There are three ways to do this:
- X forwarding
- Remote Desktop
- Mount the remote machine as a network share on the local machine.
In both the first two cases you need to install IGV of the remote linux machine. Older version are available from most of the main linux repos, so you should be able to install with something like apt-get install igv
or yum install igv
. Alternatively if you use the (ana)conda package management system on the remote machine, you can install a recent version with conda install igv -c bioconda
.
X forwarding
If you are using Windows or OSX on the local machine you will need to install an X server on your local machine. There are several windows X11 servers, that are either intergrated with terminal emulators or stand alone. The VcXsrv server is popular as a standalone solution and mobaXterm integrates a terminal and ssh solution.
In OSX you'll need to install XQuartz.
Now connect to your remote server with your favourite SSH solution making sure you configure it to forward X11 connections. On the commnad line thats ssh -X
. Start IGV on the remote machine and if your X Server is correctly configured, IGV will appear on your local machine.
Remote Desktop
If the remote machine is a desktop linux machine, you should be able to run a remote desktop sharing daemon on it and then connect to that remote desktop from the local machine. I've successfully used Chrome Remote Desktop for this, but many other solutions exist.

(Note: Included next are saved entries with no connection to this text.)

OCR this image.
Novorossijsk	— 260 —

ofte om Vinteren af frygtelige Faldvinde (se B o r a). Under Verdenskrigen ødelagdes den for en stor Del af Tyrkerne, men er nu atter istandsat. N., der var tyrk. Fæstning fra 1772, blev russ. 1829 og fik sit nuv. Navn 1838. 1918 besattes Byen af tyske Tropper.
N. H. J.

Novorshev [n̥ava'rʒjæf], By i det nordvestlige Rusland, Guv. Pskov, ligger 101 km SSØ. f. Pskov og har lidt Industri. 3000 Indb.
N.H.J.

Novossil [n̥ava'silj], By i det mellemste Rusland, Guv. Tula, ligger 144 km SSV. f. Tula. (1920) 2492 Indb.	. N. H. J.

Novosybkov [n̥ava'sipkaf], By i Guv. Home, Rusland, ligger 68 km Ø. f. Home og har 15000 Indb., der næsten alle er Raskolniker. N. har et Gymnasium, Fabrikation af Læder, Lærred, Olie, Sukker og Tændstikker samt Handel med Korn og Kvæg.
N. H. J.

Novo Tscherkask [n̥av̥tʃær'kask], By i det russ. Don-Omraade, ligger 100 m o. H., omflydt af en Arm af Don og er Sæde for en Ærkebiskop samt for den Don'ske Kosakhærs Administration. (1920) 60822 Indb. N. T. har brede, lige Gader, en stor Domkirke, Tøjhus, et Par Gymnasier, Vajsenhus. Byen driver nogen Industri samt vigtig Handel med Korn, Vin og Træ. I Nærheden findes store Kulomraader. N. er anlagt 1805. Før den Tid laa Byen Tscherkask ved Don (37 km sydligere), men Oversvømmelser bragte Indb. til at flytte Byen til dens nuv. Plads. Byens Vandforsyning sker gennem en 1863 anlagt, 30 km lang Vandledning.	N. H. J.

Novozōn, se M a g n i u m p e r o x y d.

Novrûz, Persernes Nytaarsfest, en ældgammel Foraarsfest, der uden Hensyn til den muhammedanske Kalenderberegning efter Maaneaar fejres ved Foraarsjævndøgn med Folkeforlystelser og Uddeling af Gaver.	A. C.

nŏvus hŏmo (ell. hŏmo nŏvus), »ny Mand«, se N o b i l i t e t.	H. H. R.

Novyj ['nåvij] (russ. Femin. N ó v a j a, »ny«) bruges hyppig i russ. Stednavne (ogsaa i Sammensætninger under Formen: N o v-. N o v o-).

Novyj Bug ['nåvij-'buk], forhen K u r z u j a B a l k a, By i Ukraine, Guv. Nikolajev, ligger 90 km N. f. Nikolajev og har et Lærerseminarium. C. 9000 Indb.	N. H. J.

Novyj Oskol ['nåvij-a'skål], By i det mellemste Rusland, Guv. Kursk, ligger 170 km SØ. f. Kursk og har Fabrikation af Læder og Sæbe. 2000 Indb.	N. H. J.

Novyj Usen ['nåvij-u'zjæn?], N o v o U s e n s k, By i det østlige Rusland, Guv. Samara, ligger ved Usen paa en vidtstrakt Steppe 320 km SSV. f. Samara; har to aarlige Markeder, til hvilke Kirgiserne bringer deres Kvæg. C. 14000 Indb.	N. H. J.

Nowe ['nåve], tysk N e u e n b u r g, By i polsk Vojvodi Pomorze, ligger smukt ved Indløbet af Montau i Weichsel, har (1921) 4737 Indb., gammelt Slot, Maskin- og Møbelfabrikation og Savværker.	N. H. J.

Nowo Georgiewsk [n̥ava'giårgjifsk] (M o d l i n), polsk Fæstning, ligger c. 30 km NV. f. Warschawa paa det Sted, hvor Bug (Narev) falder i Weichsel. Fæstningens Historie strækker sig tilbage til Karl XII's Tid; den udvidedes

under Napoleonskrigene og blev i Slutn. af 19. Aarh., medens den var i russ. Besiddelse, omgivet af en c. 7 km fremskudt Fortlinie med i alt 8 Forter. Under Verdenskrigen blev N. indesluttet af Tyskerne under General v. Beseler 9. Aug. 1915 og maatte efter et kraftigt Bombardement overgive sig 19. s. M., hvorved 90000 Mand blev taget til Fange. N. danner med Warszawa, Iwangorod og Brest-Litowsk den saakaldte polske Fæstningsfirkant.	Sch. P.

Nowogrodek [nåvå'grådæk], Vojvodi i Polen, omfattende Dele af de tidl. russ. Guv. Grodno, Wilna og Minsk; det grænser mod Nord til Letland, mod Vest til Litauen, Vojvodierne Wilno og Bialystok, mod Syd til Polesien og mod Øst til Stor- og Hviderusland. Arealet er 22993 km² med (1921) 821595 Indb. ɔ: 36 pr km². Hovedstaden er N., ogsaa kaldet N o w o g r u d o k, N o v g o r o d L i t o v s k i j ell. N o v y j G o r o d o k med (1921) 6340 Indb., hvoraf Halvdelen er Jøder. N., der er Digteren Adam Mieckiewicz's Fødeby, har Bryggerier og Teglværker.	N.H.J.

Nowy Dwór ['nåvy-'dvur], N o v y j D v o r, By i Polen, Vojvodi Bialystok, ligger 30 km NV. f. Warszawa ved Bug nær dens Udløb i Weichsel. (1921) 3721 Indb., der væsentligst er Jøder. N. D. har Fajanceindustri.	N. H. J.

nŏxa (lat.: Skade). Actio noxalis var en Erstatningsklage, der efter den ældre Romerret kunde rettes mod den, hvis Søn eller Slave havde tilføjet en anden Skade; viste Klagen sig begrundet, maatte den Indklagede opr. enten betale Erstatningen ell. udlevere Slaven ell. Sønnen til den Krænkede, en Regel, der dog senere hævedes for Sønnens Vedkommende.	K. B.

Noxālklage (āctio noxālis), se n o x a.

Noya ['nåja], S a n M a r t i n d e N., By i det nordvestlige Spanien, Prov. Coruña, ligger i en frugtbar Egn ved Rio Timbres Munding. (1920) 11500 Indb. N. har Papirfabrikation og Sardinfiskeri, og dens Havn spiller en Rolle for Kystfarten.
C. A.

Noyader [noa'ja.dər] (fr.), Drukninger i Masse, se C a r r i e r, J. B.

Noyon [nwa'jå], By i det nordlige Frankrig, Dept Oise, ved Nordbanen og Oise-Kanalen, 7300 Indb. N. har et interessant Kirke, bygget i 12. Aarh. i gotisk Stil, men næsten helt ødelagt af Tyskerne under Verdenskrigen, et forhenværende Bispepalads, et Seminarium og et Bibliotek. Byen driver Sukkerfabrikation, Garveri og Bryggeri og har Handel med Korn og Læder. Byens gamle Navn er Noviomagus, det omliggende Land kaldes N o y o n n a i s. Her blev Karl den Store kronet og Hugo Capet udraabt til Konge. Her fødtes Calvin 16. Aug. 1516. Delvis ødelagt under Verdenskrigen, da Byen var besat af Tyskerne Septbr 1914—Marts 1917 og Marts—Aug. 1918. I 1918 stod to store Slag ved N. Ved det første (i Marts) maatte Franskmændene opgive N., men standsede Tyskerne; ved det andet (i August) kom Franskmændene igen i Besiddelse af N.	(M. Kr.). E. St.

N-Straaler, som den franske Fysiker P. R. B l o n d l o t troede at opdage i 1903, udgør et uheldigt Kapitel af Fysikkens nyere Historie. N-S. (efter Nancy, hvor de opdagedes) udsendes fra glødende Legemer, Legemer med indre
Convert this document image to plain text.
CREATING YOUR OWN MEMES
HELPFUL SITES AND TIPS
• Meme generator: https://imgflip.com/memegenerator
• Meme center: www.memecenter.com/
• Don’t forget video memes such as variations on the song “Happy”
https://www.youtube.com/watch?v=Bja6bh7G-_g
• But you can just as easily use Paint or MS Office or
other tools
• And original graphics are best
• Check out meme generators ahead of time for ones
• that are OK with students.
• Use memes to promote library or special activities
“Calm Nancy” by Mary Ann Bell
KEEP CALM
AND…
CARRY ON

Mount the remote machine on the local machine
Basically in this solution you make the disk of the remote machine appear like a network drive on the local machine. The most fail safe way to do this is using sshfs
, which use can use to connect to any machine that will accept incoming ssh connections.
you can use an SSH-X11 forwarding or use a VNC session to run IGV on your remote machine
All the solutions mentioned below will work only if you have reasonably good internet connectivity (speed wise). If you are having problems downloading data because of bandwidth then YMMV with the solutions mentioned below.
If you can SSH to the remote machine, you could use sshfs to mount the remote filesystem and have IGV read from it. See: IGV over SSH?
Yes, I do use ssh . I will check this out. Thanks.